R On a choisi de réduire beaucoup pour ne faire qu’un jeu par année. Parmi tous ceux qu’on teste, on prend celui qui a des qualités exceptionnelles et on met tout dedans. On pense que c’est ainsi qu’on aura la chance d’être entendus à travers le bruit de tous les jeux qui sortent.
Q En quoi Ink est-il pour vous un jeu exceptionnel?
R Ink a cette élégance de mécanique simple, épurée jusqu’à son point de bascule. Il peut être joué autant par des joueurs occasionnels que par des habitués. Son mélange d’objectifs fait qu’aucune partie ne ressemble à une autre. Chaque fois, il faut trouver une façon de maximiser l’enchaînement de nos actions. C’est ce qui m’a fascinée.

En plus, le concept est magique. Ç’aurait pu n’être que des chiffres et des cubes, mais on a réussi à y donner un visuel assez unique, avec les splashs de couleur et les petits encriers de plastique.
Q En toute modestie, avez-vous le sentiment d’avoir contribué par votre carrière à l’essor du jeu?
R Je n’ai pas du tout ce regard sur notre parcours. Mon sentiment, c’est que je suis montée à bord d’un train quand j’en avais envie. J’ai pu faire un très long voyage à travers un paysage extraordinaire, mais je n’ai pas d’autre prétention. Si on parlait plutôt de surf, je dirais que j’ai eu la chance d’embarquer sur la planche quand la vague a commencé à se créer.

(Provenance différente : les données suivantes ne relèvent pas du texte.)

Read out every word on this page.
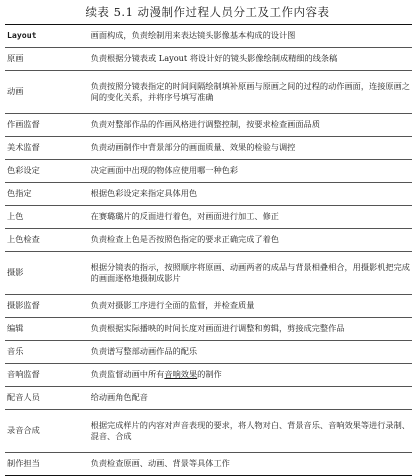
续表 5.1 动漫制作过程人员分工及工作内容表

Layout	画面构成，负责绘制用来表达镜头影像基本构成的设计图
原画	负责根据分镜表或 Layout 将设计好的镜头影像绘制成精细的线条稿
动画	负责按照分镜表指定的时间间隔绘制填补原画与原画之间的过程的动作画面，连接原画之间的变化关系，并将序号填写准确
作画监督	负责对整部作品的作画风格进行调整控制，按要求检查画面品质
美术监督	负责动画制作中背景部分的画面质量、效果的检验与调控
色彩设定	决定画面中出现的物体应使用哪一种色彩
色指定	根据色彩设定来指定具体用色
上色	在赛璐璐片的反面进行着色，对画面进行加工、修正
上色检查	负责检查上色是否按照色指定的要求正确完成了着色
摄影	根据分镜表的指示，按照顺序将原画、动画两者的成品与背景相叠相合，用摄影机把完成的画面逐格地摄制成影片
摄影监督	负责对摄影工序进行全面的监督，并检查质量
编辑	负责根据实际播映的时间长度对画面进行调整和剪辑，剪接成完整作品
音乐	负责谱写整部动画作品的配乐
音响监督	负责监督动画中所有音响效果的制作
配音人员	给动画角色配音
录音合成	根据完成样片的内容对声音表现的要求，将人物对白、背景音乐、音响效果等进行录制、混音、合成
制作担当	负责检查原画、动画、背景等具体工作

Q Quels projets vous attendent?
R Je ne peux rien dire pour la simple raison que je n’en sais rien. Ink vient tout juste d’être lancé. On l’accompagne comme un enfant qu’on tient par la main, on le présente partout.
Il n’y a même pas de projet dans nos cartons. On continue de tester plein de choses, mais ce serait mentir de vous dire qu’on travaille déjà sur un nouveau jeu.
Q Vous persistez dans le plaisir de faire moins, mais mieux.
R Quand on a commencé, on disait à la blague — même si on le souhaitait pour vrai — qu’on espérait faire une petite contribution au bonheur mondial. Rendre les gens heureux l’espace d’une partie pour qu’ils oublient leurs soucis, la maladie et les conflits, à vivre de vrais moments de communication et de rires autour de la table. Voilà!

À savoir
- Ink
- Pour 1 à 4 joueurs
- Niveau: débutant-intermédiaire
- Âge: 8 ans et plus
- Durée: 30 à 45 minutes
- Prix: 57 $
- Concepteur: Kasper Lapp
- Illustrateur: Chris Quilliams
- Éditeur: Final Score Games
Avez-vous déjà joué à des jeux de société développés par Sophie Gravel, publiés par Filosofia, Plan B ou Final Score? Partagez vos expériences et vos impressions dans la section des commentaires au bas de cet article.
Notes: des passages de cette entrevue ont été édités et ordonnés pour des raisons de langue, de clarté et de concision, ainsi que pour cadrer dans un format d’article questions-réponses. Une copie de ce jeu a été fournie gracieusement pour notre test par le distributeur asmodee Canada, qui n’a reçu ni exercé aucun droit de regard sur le contenu de cet article journalistique.